To rope in The Beach Boys again, as Pet Sounds is, for me, the sound of the dog days of a California Summer were relationships have begun to fade like the weather after an initial short and joyful burst, Veckatimest inspires images of the autumnal countryside, isolation and, well, what I imagine the particular New England corner of the world to be like. The rich bass tone; the hazy, shimmering guitar tone and the floaty, transient vocals are all evocative of this time and place before you even get to the barely noticed touches of echoed laughter, radio chatter and a dozen other incidental touches buried deep within the layered production. It’s a credit to the effort put into the album’s aesthetic that such lucid imagery is possible.

This imagery is reinforced in the album’s lyrics as well. The quiet/loud dynamic of All We Ask initially seems typical in the wake of Two Weeks, Droste opens the song on a hopeful note, “In this old house, I’m not alone/ In a bedroom, a telephone” but why what would be an anthemic outcry against loneliness and the strengths of communication is sung in such a tender and delicate voice – especially in comparison to Droste’s assured croon on Two Weeks – is made clear in the closing verse where Droste and Rossen harmonise a refrain “I can’t / get out / of what I’m into / with you” which is delivered with a curious regret. Later, in the brief lull between the staggering squalls of majestic guitars on Fine For Now Rossen repeatedly questions an anonymous lover, “If we’re all faltering, how’d I help with that? /If it’s all or nothing, then let me go.” Droste’s mournful cries in the background only lend to the trance like quality of the lyric that sticks in the mind, the crashing guitar break that follows signifies a catalyst for action and escape.

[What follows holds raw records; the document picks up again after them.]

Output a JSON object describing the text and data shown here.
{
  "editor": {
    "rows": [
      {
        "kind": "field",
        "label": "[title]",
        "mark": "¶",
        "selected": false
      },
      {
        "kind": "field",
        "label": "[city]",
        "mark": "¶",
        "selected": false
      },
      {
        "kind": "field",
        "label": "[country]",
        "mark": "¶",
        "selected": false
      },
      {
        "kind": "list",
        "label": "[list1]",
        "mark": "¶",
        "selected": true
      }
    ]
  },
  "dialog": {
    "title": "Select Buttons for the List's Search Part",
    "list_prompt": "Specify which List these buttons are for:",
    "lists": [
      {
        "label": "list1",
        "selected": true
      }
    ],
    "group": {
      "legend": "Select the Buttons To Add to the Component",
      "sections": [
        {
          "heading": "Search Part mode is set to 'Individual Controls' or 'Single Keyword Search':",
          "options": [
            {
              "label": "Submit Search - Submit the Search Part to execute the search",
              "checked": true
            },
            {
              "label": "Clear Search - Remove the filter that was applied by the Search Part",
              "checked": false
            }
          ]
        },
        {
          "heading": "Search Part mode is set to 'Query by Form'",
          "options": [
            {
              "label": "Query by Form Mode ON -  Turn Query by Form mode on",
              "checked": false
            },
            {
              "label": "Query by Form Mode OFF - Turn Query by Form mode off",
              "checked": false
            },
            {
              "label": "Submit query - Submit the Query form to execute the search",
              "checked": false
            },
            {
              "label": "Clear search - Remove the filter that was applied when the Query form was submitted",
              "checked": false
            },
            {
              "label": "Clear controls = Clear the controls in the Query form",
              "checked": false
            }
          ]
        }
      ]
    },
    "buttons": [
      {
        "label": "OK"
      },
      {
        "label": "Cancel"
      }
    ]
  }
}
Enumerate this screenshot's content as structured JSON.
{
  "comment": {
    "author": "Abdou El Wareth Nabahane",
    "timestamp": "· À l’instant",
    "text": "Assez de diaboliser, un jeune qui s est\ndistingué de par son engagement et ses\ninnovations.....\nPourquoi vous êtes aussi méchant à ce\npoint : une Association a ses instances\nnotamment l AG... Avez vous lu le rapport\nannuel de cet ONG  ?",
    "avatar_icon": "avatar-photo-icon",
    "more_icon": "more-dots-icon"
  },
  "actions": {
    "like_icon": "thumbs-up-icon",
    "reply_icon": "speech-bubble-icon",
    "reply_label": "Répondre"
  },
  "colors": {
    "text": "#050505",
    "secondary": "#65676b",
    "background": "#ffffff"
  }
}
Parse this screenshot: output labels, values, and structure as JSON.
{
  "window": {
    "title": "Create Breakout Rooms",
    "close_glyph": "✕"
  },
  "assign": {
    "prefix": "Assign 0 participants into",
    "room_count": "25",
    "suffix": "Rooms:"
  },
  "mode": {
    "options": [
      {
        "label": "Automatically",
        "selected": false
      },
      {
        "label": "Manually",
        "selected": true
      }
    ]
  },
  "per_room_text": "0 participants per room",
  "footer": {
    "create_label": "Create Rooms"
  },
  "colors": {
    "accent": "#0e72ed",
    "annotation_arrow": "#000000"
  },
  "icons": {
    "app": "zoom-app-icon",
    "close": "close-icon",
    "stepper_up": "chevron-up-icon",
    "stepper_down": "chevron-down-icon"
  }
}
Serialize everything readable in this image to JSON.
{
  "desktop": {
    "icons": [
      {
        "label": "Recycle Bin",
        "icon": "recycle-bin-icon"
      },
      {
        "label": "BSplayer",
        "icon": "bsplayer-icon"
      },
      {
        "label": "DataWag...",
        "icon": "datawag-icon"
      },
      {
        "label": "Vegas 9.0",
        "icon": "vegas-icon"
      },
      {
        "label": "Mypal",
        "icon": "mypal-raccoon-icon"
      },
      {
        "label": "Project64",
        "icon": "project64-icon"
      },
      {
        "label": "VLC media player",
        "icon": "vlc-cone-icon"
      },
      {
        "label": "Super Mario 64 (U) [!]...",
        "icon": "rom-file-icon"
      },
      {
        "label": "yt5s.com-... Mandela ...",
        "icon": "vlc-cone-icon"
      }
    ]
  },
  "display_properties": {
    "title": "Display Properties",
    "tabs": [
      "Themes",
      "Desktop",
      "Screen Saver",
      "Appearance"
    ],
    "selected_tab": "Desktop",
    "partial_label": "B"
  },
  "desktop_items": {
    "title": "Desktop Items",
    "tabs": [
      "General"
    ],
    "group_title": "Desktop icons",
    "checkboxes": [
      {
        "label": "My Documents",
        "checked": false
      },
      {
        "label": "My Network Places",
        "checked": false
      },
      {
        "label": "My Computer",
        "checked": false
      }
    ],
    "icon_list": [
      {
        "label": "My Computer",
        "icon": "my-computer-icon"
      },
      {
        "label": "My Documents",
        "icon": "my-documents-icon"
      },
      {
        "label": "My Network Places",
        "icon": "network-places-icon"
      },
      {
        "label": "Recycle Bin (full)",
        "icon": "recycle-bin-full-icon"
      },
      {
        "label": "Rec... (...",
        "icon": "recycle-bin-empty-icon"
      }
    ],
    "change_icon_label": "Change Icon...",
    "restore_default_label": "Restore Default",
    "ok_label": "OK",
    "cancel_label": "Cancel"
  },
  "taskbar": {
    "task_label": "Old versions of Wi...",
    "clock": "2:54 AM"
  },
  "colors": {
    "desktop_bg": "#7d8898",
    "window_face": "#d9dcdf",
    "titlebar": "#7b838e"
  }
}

With the grand designs evident in every other department of Veckatimest, you won’t be surprised to learn how immaculately produced it is. The band have indulged a clear interest in the production side of things; repeated listens are not only rewarded with the songs complex compositions, lyrics and hooks, but with previously unnoticed layers of guitar buried deep in the mix, disembodied groans and delicate drum fills revealing themselves over time. As with the album’s unified style, it’s a wonderful gesture to make in the face of 128k transcode leaks and the over proliferation of crappy iPod headphones that displays a wonderful passion for their craft.

Sure, there’s a slight mid-album slump – if you could really call songs like Dory or About Face slumps. In a sense they only are due the staggering quality of the rest of the album and as the album’s symphonic outlook shuns immediate highlights for a slower burn, it also lifts lesser tracks.

Veckatimest is a mighty album. One of the year’s best. Its overarching artistic ambition may be its biggest fault, but it’s also the album’s biggest credit – and, as faults go, it’s a rather small one. Sure, as many people will be turned away by the band’s stately approach as are turned on by what a grower it is; people might find it all a little dull, a little too deliberate and precisely paced. If you weren’t a fan of opulent chamber-pop or weedy psych-folk before, this is unlikely to change your mind, but there’s undoubtedly something in the music that is very momentous and grand, yet heartfelt and intimate – something very hard to pull off and only made possible by the unashamed ambition on display. There are no bangers or huge hooks here, sure. It’s unapologetically a single piece. But what a piece it is.